Phillips and Taylor write: “Bearing other people’s vulnerability — which means sharing in it imaginatively and practically without needing to get rid of it, to yank people out of it — entails being able to bear one’s own.” “Vulnerability,” they say, “is our shared biological inheritance”. To be able to bear witness to others’ perceived flaws and vulnerabilities – without instantly excoriating, censuring, censoring or ostracising them – one needs to work from a place of empathy. More fundamentally, it entails adopting kindness, rather than suspicion, anger and hostility, as the default starting point in our engagement with others’ vulnerabilities. In practical terms, it entails assuming that flawed humour, for instance, which lies at the centre of Ronson’s book (for having been the cause of most of his informants’ downfall), as also at the centre of several more recent cases of social media shaming, is, after all, an instance of someone’s flawed sensibilities – not a manifestation of their inherent desire to cause or incite harm.

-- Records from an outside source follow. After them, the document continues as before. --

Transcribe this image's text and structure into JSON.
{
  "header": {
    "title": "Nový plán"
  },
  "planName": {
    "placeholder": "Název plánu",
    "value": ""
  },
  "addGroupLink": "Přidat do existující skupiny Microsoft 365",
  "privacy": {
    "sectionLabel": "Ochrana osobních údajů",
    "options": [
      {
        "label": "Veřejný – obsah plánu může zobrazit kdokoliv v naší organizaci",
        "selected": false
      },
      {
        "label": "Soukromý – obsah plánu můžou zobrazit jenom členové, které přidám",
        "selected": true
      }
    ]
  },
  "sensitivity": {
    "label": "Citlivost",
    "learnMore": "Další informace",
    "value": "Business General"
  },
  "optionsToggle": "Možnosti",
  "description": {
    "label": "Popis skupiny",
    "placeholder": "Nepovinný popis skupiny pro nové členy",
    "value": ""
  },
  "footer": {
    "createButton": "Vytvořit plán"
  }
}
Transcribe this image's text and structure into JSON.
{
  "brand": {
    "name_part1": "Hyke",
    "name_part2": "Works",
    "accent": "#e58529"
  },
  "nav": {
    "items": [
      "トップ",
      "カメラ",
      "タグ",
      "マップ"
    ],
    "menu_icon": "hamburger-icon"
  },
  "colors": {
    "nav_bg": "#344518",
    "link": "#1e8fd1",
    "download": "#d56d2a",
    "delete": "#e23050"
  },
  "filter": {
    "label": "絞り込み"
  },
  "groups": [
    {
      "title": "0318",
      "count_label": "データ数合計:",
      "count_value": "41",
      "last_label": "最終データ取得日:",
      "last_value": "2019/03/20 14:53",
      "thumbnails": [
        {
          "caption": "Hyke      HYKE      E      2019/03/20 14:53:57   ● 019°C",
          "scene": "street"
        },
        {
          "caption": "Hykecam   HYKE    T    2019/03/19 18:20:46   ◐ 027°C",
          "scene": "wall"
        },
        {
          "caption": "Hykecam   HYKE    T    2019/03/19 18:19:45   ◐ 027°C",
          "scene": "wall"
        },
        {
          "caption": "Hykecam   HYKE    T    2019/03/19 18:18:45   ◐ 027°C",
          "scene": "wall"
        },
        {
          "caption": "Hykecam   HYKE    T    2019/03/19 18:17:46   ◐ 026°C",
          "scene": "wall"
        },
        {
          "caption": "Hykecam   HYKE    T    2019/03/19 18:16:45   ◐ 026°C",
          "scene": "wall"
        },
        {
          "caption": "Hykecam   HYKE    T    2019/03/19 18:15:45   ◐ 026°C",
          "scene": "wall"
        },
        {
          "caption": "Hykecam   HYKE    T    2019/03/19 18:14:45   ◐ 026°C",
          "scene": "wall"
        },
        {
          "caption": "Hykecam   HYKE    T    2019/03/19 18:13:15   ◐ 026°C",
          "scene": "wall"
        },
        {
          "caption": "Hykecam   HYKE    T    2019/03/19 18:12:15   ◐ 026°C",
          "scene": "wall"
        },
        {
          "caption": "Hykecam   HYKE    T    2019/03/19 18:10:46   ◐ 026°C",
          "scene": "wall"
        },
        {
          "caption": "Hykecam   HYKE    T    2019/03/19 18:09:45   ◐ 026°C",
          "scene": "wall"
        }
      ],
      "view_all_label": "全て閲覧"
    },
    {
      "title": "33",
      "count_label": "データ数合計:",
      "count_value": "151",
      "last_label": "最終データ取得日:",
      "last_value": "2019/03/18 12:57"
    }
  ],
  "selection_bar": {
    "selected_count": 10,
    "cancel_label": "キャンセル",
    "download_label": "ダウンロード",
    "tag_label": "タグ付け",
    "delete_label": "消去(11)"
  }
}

More than this, however, there is also the always-elided issue of the deliberate quashing of ideas that are seen as problematic or as offensive. Jezebel founder Anna Holmes offers her perspective on this:

Jezebel contributed to what I now call ‘outrage culture,’ but outrage culture has no sense of humor – we had a hell of a sense of humor. That’s where it splits off… The fact that people who are incredibly intelligent and have interesting things to say aren’t given the room to work out their arguments or thoughts because someone will take offense is depressing to me.”

Ronson argues in his book that we are “creating a world where the smartest way to survive is to be bland”. Perhaps, as Popova tantalisingly suggests and then sets aside in her take on Phillips and Taylor’s On Kindness, shifts in our capacity for kindness, empathy and acceptance ought to lie at the core of our understanding of recent trends in the world of ideas and social media.